Our month in Montana is ending, and as usual, there are still lots of things that we haven’t done. Glacier Park was a dramatic highlight, but there are many beautiful places in our corner of northwest Montana.
Driving to the end of the Road
This became a favorite pastime, picking a white thread on the map and driving until it ended. Usually this meant somewhere in the mountains, where the road was blocked to prevent further use, or there was a washout, or the road simply ended at a gate marked “Private Land, Keep Out.”
This is the way we ended up at the Canadian border, and other beautiful places. Bird-watching isn’t that great in the middle of a pine forest, but the scent is heavenly, and the lakes we came across were picture-perfect. We saw clouds in formation floating by overhead. When the sun beams out from behind a cloud it can create a gorgeous landscape, like something out of an Eliot Porter photo. As a kid, we called them “god-the-father clouds,” because that’s the way holy cards showed him, riding on a cloud surrounded by sunbeams.
We didn’t go to the end of the road, exactly, on our trip to Yaak, MT. It was more like the middle of nowhere. Yaak is smack in the middle of the Kootenai National Forest, an hour drive, at least, to get to the nearest town in either direction, one in Montana, the other in Idaho. Generally, people live in Yaak to get away from the rest of us, or they visit to go fly fishing on the Yaak River. it’s a kooky place, with lots of local Bigfoot images. The center of town consists of two bars facing each other.
When we weren’t driving to the end of the road, we were bird watching. . Any place where there is water bordered by bushes–the more overgrown the better–will hide chickadees, nuthatches, warblers, and flycatchers. The pine trees that are almost everywhere in Montana are home to more species of woodpeckers than we’ve seen anywhere else. I am not a bird photographer, it requires too big a camera and lens, but I take pictures of birds when I can, usually to try and identify them later. Here are a few photos of the wildlife we’ve seen in Montana, starting with birds. No bears or moose, but lots of interesting creatures.

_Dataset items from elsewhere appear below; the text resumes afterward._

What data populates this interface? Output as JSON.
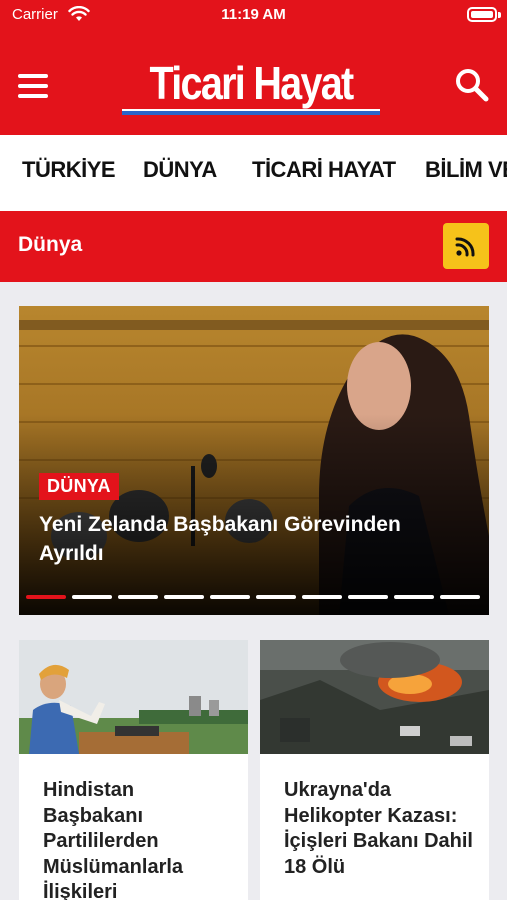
{
  "status_bar": {
    "carrier": "Carrier",
    "time": "11:19 AM"
  },
  "header": {
    "logo": "Ticari Hayat",
    "brand_color": "#e3131b"
  },
  "categories": [
    "TÜRKİYE",
    "DÜNYA",
    "TİCARİ HAYAT",
    "BİLİM VE"
  ],
  "section": {
    "title": "Dünya",
    "rss_color": "#f6c21a"
  },
  "featured": {
    "category": "DÜNYA",
    "title": "Yeni Zelanda Başbakanı Görevinden Ayrıldı",
    "slide_count": 10,
    "active_slide": 1
  },
  "articles": [
    {
      "title": "Hindistan Başbakanı Partililerden Müslümanlarla İlişkileri"
    },
    {
      "title": "Ukrayna'da Helikopter Kazası: İçişleri Bakanı Dahil 18 Ölü"
    }
  ]
}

Clockwise from upper left: Pileated woodpecker, two sparrows, Rufous hummingbird, Spruce grouse, hawk, Hairy woodpecker, evening grosbeak.
A flock of wild turkeys jumped to the top of the six foot fence encircling our house to eat cherries from the tree. Deer grazed around the perimeter every morning and evening, up to eleven one afternoon! Most of these were does, yearlings and fawns, but we did see an occasional buck sporting this year’s new antlers.
Clockwise from upper left: Buck with new antlers, deer in the road, the deer we began to call, “Doris”. She didn’t even get up out of the shade by the garage when we came home, and some of the deer who visit each evening.
Snake, red-tailed ground squirrel, golden-mantled ground squirrel, marmot
Panoramas of nature
We didn’t have to see wildlife to admire what was around us. The hillsides covered with trees stretching for miles was awe-inspiring, but also relaxing. Yes, there is lots of logging going on, but the forest is still here. We saw more problems emerging from the gradual expansion of housing than the actual logging. As one house after another is built in the grasslands home to grouse, partridge, sandhill cranes, and songbirds, their habitat diminishes.
There were some days when we stood surrounded by perfect habitat for birds, but saw and heard nothing. The stories you read about the decline of birds across the US are true. Often, the decline is based on a missing link in the chain of places that birds need in order to pass an entire year. They need places to stop and feed along a huge loop that may take them from Alaska to Mexico, the Caribbean, or South America. When there is no place to stop and rest, or no where to build a nest, then the birds no longer visit, or breed, and they begin to disappear. Even though Montana has lots of land for birds to occupy, there may not be land all the way along the annual route of some species, and their territory shrinks. That’s why having bird feeders in your yard may be the missing link birds need. Without them, they might not make it to Montana again next time.
We’ll miss the towering Douglas Fir, larches, and Ponderosa pines, the wonderful scent of pine trees in the hot sun, and the icy cold water in the pond. Montana in August is truly a little bit of paradise.